Owner Sam Laidlaw has enjoyed considerable success in the very competitive Quarter Tonner class. He gathered an impressive collection of trophies in the eight years he raced his Aguila, including the Quarter Ton Cup twice and the class at Cowes Week on four successive occasions.
When he was looking for his next boat he chose another Quarter Tonner, naturally. But the revived class doesn’t allow newly built boats, and there is now a finite collection of potentially competitive boats since the class’s rebirth in 2005 has seen a committed collection of owners restore many of the best vintage designs.

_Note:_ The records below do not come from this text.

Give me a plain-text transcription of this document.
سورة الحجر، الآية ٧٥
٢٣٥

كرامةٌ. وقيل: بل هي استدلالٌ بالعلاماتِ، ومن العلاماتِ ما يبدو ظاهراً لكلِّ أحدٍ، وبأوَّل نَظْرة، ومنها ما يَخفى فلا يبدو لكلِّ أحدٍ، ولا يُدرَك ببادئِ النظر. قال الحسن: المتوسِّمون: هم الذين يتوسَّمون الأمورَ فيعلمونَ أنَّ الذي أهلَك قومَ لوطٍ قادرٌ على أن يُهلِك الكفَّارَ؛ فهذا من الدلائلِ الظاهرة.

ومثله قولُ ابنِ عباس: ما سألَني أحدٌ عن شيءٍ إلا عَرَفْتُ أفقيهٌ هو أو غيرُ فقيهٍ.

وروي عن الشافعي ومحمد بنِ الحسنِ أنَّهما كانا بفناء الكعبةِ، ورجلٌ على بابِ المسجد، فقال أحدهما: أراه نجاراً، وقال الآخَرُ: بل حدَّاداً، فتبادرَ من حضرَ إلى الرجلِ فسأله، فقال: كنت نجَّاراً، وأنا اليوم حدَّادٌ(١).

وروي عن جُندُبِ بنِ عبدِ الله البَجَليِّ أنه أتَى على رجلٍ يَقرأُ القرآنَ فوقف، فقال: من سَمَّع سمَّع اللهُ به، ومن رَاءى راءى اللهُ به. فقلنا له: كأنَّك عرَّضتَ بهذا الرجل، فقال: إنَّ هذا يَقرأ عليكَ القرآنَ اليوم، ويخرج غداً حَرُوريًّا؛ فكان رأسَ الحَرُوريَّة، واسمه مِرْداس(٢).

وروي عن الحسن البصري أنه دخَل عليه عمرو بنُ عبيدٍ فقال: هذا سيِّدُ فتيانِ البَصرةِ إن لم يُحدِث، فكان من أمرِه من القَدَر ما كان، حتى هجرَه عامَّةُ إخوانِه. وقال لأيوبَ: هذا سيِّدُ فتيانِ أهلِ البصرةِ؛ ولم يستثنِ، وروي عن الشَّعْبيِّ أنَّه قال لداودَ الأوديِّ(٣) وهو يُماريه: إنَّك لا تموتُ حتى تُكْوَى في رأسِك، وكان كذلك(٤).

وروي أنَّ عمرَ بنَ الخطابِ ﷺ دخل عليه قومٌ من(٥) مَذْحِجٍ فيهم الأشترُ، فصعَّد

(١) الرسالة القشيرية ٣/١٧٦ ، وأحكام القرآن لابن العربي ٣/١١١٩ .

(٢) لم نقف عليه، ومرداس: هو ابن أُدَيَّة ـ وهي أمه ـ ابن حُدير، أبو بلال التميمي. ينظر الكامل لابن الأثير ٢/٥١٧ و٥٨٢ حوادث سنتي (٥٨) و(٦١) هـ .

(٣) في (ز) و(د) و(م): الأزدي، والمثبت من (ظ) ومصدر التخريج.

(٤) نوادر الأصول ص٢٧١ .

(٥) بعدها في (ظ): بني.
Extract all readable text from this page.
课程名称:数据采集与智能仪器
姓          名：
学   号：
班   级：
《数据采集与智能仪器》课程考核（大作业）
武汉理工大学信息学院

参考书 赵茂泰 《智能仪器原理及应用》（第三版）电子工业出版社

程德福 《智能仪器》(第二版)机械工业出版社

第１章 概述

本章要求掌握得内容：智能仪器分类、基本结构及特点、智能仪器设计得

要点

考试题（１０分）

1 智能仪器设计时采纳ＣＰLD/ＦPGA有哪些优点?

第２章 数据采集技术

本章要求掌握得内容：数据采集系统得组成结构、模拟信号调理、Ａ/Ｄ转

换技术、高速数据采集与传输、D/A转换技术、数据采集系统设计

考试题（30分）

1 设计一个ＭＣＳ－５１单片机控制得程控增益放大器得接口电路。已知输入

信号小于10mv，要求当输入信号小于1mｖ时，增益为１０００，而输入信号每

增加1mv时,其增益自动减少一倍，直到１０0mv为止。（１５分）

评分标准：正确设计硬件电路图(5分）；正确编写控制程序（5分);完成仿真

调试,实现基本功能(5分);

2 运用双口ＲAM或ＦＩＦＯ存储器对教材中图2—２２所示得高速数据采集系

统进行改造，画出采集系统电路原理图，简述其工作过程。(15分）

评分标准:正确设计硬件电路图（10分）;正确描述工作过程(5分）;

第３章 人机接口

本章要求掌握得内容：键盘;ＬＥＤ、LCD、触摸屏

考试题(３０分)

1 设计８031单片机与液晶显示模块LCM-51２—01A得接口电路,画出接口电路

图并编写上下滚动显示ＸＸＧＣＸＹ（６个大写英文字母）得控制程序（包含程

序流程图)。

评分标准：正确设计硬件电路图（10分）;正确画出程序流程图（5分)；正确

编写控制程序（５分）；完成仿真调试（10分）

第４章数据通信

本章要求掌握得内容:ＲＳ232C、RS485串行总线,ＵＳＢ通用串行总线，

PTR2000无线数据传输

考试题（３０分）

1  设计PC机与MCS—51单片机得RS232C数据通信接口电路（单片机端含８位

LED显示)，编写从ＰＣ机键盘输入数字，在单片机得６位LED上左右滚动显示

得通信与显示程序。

BLT was the Jacques Fauroux-designed Bullit, winner of the 1980 Quarter Ton Cup in New Zealand. In all just seven Bullits were built, three of which won consecutive Quarter Ton Cups in 1978, 1980 and 1981, and they have become increasingly sought-after.
BLT had been living out her retirement in the Pacific before she was rediscovered by Rob Gray, who has sailed with Sam Laidlaw for a couple of decades, including as joint owners of the classic Sparkman & Stephens One Tonner Clarinet.
Having recently sold Clarinet, the pair decided to take on the project together, and shipped BLT back to the UK. She was transported over to the Isle of the Wight under cover of night to be rebuilt in Cowes, and, amazingly the project stayed under the radar until shortly before she was launched for the 2019 Quarter Ton Cup.
There were already four Bullit designs in the Solent fleet, including Julian Metherell’s Bullit and Louise Morton’s Bullet, the latter winner of the 1979 Quarter Ton Cup in San Remo. Another Bullit design, Protis, winner of the 1981 championship, also won the 2019 Cup, in Ian Southworth’s hands.